Bisnis.com, JAKARTA – Kejutan kebijakan terbaru Bank of Japan (BOJ) diperkirakan memberikan angin segar bagi upaya pemulihan dari krisis energi karena dapat memangkas biaya impor bahan bakar menyusul penguatan yen.
Keputusan mengejutkan Gubernur BOJ Haruhiko Kuroda untuk memperluas kurva imbal hasil obligasi tenor 10 tahun memicu lonjakan terbesar yen dalam lebih dari dua dekade. Yen yang lebih ini diperkirakan menguntungkan produsen listrik, distributor gas, dan penyulingan negara, yang bergulat dengan lonjakan biaya bahan bakar karena devaluasi mata uang yang cepat dan krisis energi global.
Yen yang lemah mendorong biaya impor energi Jepang, sehingga mempersulit upaya untuk menimbun bahan bakar dan menghindari kekurangan atau pemadaman listrik.
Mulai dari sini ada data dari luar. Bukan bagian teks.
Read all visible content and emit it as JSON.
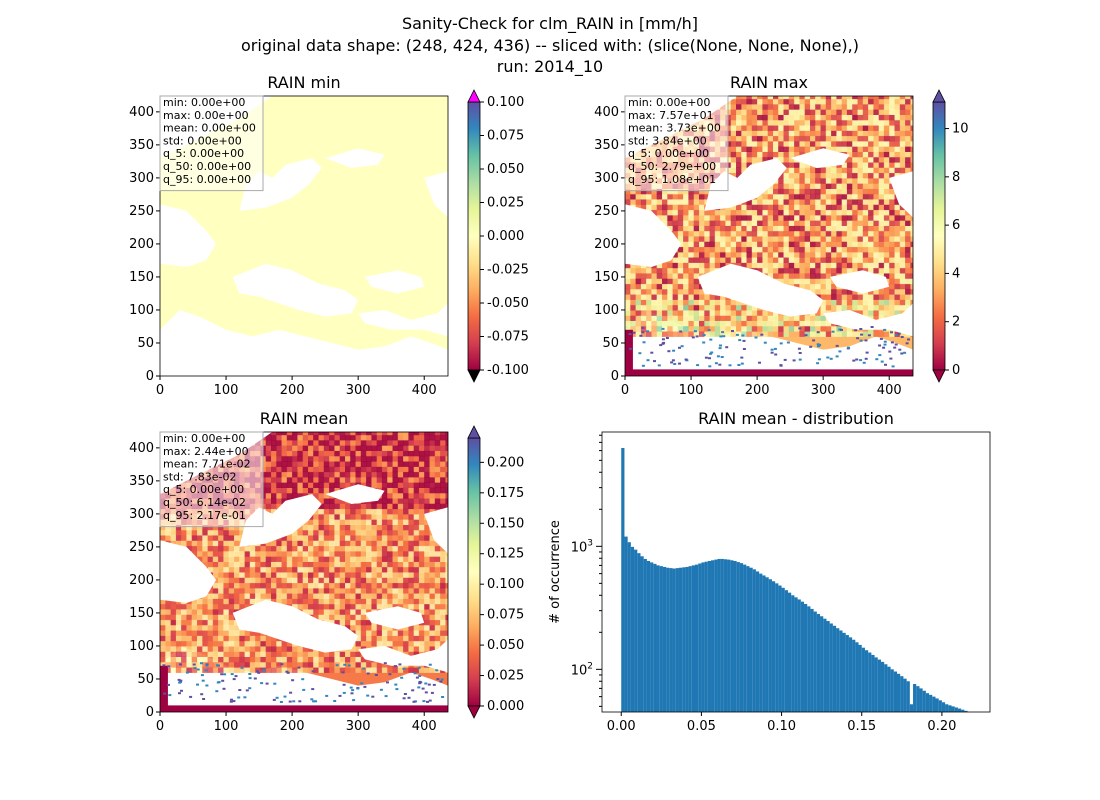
{
  "suptitle": {
    "line1": "Sanity-Check for clm_RAIN in [mm/h]",
    "line2": "original data shape: (248, 424, 436) -- sliced with: (slice(None, None, None),)",
    "line3": "run: 2014_10"
  },
  "colors": {
    "sea": "#ffffff",
    "constant_field": "#ffffbf",
    "colorbar_over": "#ff00ff",
    "colorbar_under": "#000000",
    "histogram_bar": "#1f77b4",
    "colormap": [
      "#9e0142",
      "#d53e4f",
      "#f46d43",
      "#fdae61",
      "#fee08b",
      "#ffffbf",
      "#e6f598",
      "#abdda4",
      "#66c2a5",
      "#3288bd",
      "#5e4fa2"
    ]
  },
  "maps": [
    {
      "title": "RAIN min",
      "x_ticks": [
        "0",
        "100",
        "200",
        "300",
        "400"
      ],
      "y_ticks": [
        "0",
        "50",
        "100",
        "150",
        "200",
        "250",
        "300",
        "350",
        "400"
      ],
      "colorbar_ticks": [
        "-0.100",
        "-0.075",
        "-0.050",
        "-0.025",
        "0.000",
        "0.025",
        "0.050",
        "0.075",
        "0.100"
      ],
      "stats": [
        "min: 0.00e+00",
        "max: 0.00e+00",
        "mean: 0.00e+00",
        "std: 0.00e+00",
        "q_5: 0.00e+00",
        "q_50: 0.00e+00",
        "q_95: 0.00e+00"
      ]
    },
    {
      "title": "RAIN max",
      "x_ticks": [
        "0",
        "100",
        "200",
        "300",
        "400"
      ],
      "y_ticks": [
        "0",
        "50",
        "100",
        "150",
        "200",
        "250",
        "300",
        "350",
        "400"
      ],
      "colorbar_ticks": [
        "0",
        "2",
        "4",
        "6",
        "8",
        "10"
      ],
      "stats": [
        "min: 0.00e+00",
        "max: 7.57e+01",
        "mean: 3.73e+00",
        "std: 3.84e+00",
        "q_5: 0.00e+00",
        "q_50: 2.79e+00",
        "q_95: 1.08e+01"
      ]
    },
    {
      "title": "RAIN mean",
      "x_ticks": [
        "0",
        "100",
        "200",
        "300",
        "400"
      ],
      "y_ticks": [
        "0",
        "50",
        "100",
        "150",
        "200",
        "250",
        "300",
        "350",
        "400"
      ],
      "colorbar_ticks": [
        "0.000",
        "0.025",
        "0.050",
        "0.075",
        "0.100",
        "0.125",
        "0.150",
        "0.175",
        "0.200"
      ],
      "stats": [
        "min: 0.00e+00",
        "max: 2.44e+00",
        "mean: 7.71e-02",
        "std: 7.83e-02",
        "q_5: 0.00e+00",
        "q_50: 6.14e-02",
        "q_95: 2.17e-01"
      ]
    }
  ],
  "chart_data": [
    {
      "type": "heatmap",
      "title": "RAIN min",
      "x_range": [
        0,
        436
      ],
      "y_range": [
        0,
        424
      ],
      "color_range": [
        -0.1,
        0.1
      ],
      "colorbar_extend": "both",
      "field": "constant 0.0 over land, masked over sea"
    },
    {
      "type": "heatmap",
      "title": "RAIN max",
      "x_range": [
        0,
        436
      ],
      "y_range": [
        0,
        424
      ],
      "color_range": [
        0,
        11.1
      ],
      "colorbar_extend": "both"
    },
    {
      "type": "heatmap",
      "title": "RAIN mean",
      "x_range": [
        0,
        436
      ],
      "y_range": [
        0,
        424
      ],
      "color_range": [
        0,
        0.22
      ],
      "colorbar_extend": "both"
    },
    {
      "type": "bar",
      "title": "RAIN mean - distribution",
      "ylabel": "# of occurrence",
      "yscale": "log",
      "x_ticks": [
        "0.00",
        "0.05",
        "0.10",
        "0.15",
        "0.20"
      ],
      "y_ticks": [
        "10^2",
        "10^3"
      ],
      "xlim": [
        -0.012,
        0.23
      ],
      "ylim": [
        45,
        8500
      ],
      "bin_width": 0.002,
      "bins_x": [
        0.0,
        0.002,
        0.004,
        0.006,
        0.008,
        0.01,
        0.012,
        0.014,
        0.016,
        0.018,
        0.02,
        0.022,
        0.024,
        0.026,
        0.028,
        0.03,
        0.032,
        0.034,
        0.036,
        0.038,
        0.04,
        0.042,
        0.044,
        0.046,
        0.048,
        0.05,
        0.052,
        0.054,
        0.056,
        0.058,
        0.06,
        0.062,
        0.064,
        0.066,
        0.068,
        0.07,
        0.072,
        0.074,
        0.076,
        0.078,
        0.08,
        0.082,
        0.084,
        0.086,
        0.088,
        0.09,
        0.092,
        0.094,
        0.096,
        0.098,
        0.1,
        0.102,
        0.104,
        0.106,
        0.108,
        0.11,
        0.112,
        0.114,
        0.116,
        0.118,
        0.12,
        0.122,
        0.124,
        0.126,
        0.128,
        0.13,
        0.132,
        0.134,
        0.136,
        0.138,
        0.14,
        0.142,
        0.144,
        0.146,
        0.148,
        0.15,
        0.152,
        0.154,
        0.156,
        0.158,
        0.16,
        0.162,
        0.164,
        0.166,
        0.168,
        0.17,
        0.172,
        0.174,
        0.176,
        0.178,
        0.18,
        0.182,
        0.184,
        0.186,
        0.188,
        0.19,
        0.192,
        0.194,
        0.196,
        0.198,
        0.2,
        0.202,
        0.204,
        0.206,
        0.208,
        0.21,
        0.212,
        0.214
      ],
      "counts": [
        6300,
        1200,
        1080,
        990,
        940,
        880,
        830,
        790,
        760,
        740,
        720,
        700,
        690,
        680,
        670,
        665,
        660,
        665,
        670,
        675,
        680,
        690,
        700,
        710,
        725,
        740,
        750,
        760,
        770,
        780,
        790,
        790,
        785,
        780,
        770,
        760,
        745,
        730,
        710,
        690,
        670,
        650,
        625,
        600,
        580,
        560,
        540,
        520,
        500,
        480,
        460,
        440,
        420,
        400,
        385,
        370,
        355,
        340,
        325,
        310,
        295,
        282,
        270,
        258,
        247,
        236,
        226,
        216,
        207,
        198,
        190,
        182,
        174,
        166,
        158,
        150,
        143,
        137,
        131,
        125,
        120,
        115,
        110,
        105,
        100,
        96,
        92,
        88,
        84,
        80,
        52,
        76,
        73,
        70,
        67,
        64,
        62,
        60,
        58,
        56,
        54,
        52,
        51,
        50,
        49,
        48,
        47,
        46
      ]
    }
  ]
}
Harga gas alam cair dalam mata uang yen naik lebih dari empat kali lipat dalam dua tahun terakhir, lebih tinggi dari harga yang dipatok dengan dolar AS.
“Dalam jangka pendek, apresiasi yen kemungkinan besar akan menguntungkan kilang minyak Jepang dan importir energi karena akan mengurangi biaya pembelian minyak, LNG, dan bahan bakar berdenominasi dolar AS lainnya," kata Will Sungchil Yun, analis komoditas senior di SI Securities.
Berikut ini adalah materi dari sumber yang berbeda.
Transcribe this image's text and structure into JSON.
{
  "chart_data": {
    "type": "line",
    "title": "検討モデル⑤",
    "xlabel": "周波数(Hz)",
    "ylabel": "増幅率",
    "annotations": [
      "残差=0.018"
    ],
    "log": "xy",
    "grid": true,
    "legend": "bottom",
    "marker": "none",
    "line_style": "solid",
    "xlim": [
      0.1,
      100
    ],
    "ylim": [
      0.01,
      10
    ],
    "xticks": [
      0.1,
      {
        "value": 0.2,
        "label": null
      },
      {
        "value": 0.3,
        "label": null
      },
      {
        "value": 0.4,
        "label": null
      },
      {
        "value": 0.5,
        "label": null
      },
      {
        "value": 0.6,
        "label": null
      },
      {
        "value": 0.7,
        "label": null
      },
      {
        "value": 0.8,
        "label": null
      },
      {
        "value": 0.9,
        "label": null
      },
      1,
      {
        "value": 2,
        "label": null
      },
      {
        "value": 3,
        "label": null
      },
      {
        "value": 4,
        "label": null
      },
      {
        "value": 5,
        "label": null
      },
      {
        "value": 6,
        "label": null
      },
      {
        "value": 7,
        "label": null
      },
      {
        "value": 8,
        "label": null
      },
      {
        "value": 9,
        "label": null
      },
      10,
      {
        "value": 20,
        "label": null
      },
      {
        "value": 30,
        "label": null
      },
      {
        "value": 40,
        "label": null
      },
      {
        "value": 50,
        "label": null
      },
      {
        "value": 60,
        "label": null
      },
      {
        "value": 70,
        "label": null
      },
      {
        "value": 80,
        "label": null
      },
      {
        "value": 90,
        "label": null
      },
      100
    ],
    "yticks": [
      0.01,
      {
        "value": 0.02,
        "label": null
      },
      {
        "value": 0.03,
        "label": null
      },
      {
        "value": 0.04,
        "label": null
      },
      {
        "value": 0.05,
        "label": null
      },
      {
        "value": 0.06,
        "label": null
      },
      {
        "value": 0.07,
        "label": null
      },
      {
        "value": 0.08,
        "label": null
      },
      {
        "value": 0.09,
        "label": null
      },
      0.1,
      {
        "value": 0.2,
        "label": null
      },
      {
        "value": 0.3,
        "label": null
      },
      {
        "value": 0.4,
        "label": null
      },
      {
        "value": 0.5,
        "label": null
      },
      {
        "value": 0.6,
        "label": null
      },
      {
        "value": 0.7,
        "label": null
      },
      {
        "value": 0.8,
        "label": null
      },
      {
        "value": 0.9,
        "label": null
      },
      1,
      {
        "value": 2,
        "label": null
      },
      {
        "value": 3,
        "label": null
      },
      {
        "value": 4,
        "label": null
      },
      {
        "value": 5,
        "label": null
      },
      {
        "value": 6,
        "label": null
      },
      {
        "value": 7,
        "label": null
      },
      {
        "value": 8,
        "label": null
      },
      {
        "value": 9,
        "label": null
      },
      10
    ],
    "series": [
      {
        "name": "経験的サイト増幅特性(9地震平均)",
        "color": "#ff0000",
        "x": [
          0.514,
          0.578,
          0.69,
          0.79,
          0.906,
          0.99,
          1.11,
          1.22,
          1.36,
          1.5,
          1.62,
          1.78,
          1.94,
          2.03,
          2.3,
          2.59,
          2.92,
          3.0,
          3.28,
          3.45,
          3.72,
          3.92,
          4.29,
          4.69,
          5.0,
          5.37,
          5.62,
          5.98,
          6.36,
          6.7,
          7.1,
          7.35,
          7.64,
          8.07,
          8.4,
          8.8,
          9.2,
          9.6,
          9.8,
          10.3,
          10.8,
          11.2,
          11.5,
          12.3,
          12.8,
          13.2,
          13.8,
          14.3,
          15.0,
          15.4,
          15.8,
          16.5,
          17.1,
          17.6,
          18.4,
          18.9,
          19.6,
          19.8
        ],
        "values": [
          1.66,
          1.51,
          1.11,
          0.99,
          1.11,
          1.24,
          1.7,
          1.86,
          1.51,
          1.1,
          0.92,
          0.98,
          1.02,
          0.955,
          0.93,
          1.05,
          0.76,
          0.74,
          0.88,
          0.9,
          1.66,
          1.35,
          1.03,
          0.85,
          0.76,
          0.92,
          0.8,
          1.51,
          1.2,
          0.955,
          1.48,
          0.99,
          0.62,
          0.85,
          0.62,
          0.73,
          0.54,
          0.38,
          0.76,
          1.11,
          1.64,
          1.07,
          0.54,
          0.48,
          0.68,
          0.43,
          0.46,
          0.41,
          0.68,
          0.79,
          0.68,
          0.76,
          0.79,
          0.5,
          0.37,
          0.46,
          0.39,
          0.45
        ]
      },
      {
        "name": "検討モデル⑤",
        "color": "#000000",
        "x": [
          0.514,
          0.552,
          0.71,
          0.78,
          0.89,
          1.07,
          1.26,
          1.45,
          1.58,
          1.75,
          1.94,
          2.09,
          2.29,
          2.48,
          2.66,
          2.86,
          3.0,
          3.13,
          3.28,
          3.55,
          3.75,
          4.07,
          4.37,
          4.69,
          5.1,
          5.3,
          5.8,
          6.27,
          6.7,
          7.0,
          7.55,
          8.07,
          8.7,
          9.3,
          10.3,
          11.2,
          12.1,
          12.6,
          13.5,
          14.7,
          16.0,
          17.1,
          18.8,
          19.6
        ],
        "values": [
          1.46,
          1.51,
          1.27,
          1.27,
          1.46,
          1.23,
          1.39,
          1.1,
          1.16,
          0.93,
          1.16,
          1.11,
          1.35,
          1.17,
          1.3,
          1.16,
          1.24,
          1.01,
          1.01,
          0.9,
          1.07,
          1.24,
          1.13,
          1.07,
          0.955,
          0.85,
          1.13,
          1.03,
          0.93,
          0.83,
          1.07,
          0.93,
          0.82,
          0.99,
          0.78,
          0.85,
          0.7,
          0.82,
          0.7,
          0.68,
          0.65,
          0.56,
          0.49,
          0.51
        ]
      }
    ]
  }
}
Harga LNG naik ke rekor tertinggi tahun ini setelah invasi Rusia ke Ukraina dan memaksa importir Jepang berskala kecil untuk menahan pembelian bahan bakar ini dari pasar spot.
Yang pasti, importir energi mungkin menunda pembelian tambahan jika mereka mengharapkan penguatan yen lebih lanjut.
Baca Juga
"Devaluasi cepat mata uang Jepang yang terlihat dalam periode baru-baru ini telah merusak pengadaan LNG Jepang," kata analis Institute of Energy Economics Hiroshi Hashimoto.
Meskipun pemerintah akan memberikan subsidi sementara untuk tagihan listrik rumah tangga tahun depan, tarif listrik telah melonjak pada tahun lalu dan berisiko naik lebih lanjut karena kenaikan harga bahan bakar. Hal ini berkontribusi pada inflasi di Jepang yang melonjak ke level tertinggi dalam empat dekade terakhir.